Aktor ancaman yang dikenal sebagai Space Pirates telah dikaitkan dengan kampanye berbahaya yang menargetkan organisasi Teknologi Informasi Rusia (TI) dengan malware yang sebelumnya tidak berdokumen yang disebut Agen Luckystrike.
Kegiatan ini terdeteksi pada November 2024 oleh Solar, lengan keamanan siber perusahaan telekomunikasi negara Rusia Rostelecom. Ini melacak aktivitas dengan nama erudite Mogwai.
Serangan-serangan itu juga ditandai dengan penggunaan alat-alat lain seperti DEED Rat, juga disebut Shadowpad Light, dan versi khusus dari utilitas proxy bernama Stowaway, yang sebelumnya telah digunakan oleh grup peretasan terkait-Cina lainnya.

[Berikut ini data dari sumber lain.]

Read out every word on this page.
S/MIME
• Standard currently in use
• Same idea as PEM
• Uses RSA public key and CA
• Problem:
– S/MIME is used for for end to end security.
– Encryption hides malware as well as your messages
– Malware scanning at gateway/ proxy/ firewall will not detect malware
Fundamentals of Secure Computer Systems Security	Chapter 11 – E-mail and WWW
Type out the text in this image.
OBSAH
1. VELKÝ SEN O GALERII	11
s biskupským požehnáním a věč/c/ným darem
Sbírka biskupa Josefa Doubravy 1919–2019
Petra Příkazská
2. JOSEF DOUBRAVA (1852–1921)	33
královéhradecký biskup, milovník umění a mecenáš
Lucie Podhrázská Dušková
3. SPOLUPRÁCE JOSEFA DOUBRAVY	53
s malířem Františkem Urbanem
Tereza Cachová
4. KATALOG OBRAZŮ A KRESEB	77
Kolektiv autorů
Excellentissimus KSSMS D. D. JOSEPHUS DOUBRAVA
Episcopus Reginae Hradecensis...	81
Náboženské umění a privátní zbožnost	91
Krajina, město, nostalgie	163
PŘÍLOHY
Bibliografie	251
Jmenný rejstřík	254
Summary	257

“Erudite Mogwai adalah salah satu kelompok APT aktif yang berspesialisasi dalam pencurian informasi dan spionase rahasia,” kata peneliti tenaga surya. “Sejak setidaknya 2017, kelompok ini telah menyerang lembaga pemerintah, departemen TI dari berbagai organisasi, serta perusahaan yang terkait dengan industri berteknologi tinggi seperti kedirgantaraan dan tenaga listrik.”
Aktor ancaman pertama kali didokumentasikan secara publik oleh teknologi positif pada tahun 2022, merinci penggunaan eksklusif malware tikus akta. Grup ini diyakini berbagi tumpang tindih taktis dengan grup peretasan lain yang disebut Webworm. Ia diketahui menargetkan organisasi di Rusia, Georgia, dan Mongolia.
Dalam salah satu serangan yang menargetkan pelanggan sektor pemerintah, Solar mengatakan menemukan penyerang mengerahkan berbagai alat untuk memfasilitasi pengintaian, sementara juga menjatuhkan agen Luckystrike, sebuah backdoor .NET multi-fungsional yang menggunakan Microsoft OneDrive untuk komando-dan-kontrol (C2).
“Para penyerang memperoleh akses ke infrastruktur dengan mengkompromikan layanan web yang dapat diakses publik selambat-lambatnya Maret 2023, dan kemudian mulai mencari 'buah rendah' dalam infrastruktur,” kata Solar. “Selama 19 bulan, para penyerang perlahan -lahan menyebar ke seluruh sistem pelanggan sampai mereka mencapai segmen jaringan yang terhubung dengan pemantauan pada November 2024.”
Yang juga perlu diperhatikan adalah penggunaan versi StuWAWY yang dimodifikasi untuk mempertahankan hanya fungsionalitas proxy -nya, di samping menggunakan LZ4 sebagai algoritma kompresi, menggabungkan XXTEA sebagai algoritma enkripsi, dan menambahkan dukungan untuk protokol transport quic.
“Mogwai yang terpelajar memulai perjalanan mereka dalam memodifikasi utilitas ini dengan mengurangi fungsionalitas yang tidak mereka butuhkan,” kata Solar. “Mereka melanjutkan dengan suntingan kecil, seperti mengganti nama fungsi dan mengubah ukuran struktur (mungkin untuk merobohkan tanda-tanda deteksi yang ada). Saat ini, versi Siswaway yang digunakan oleh grup ini dapat disebut garpu penuh.”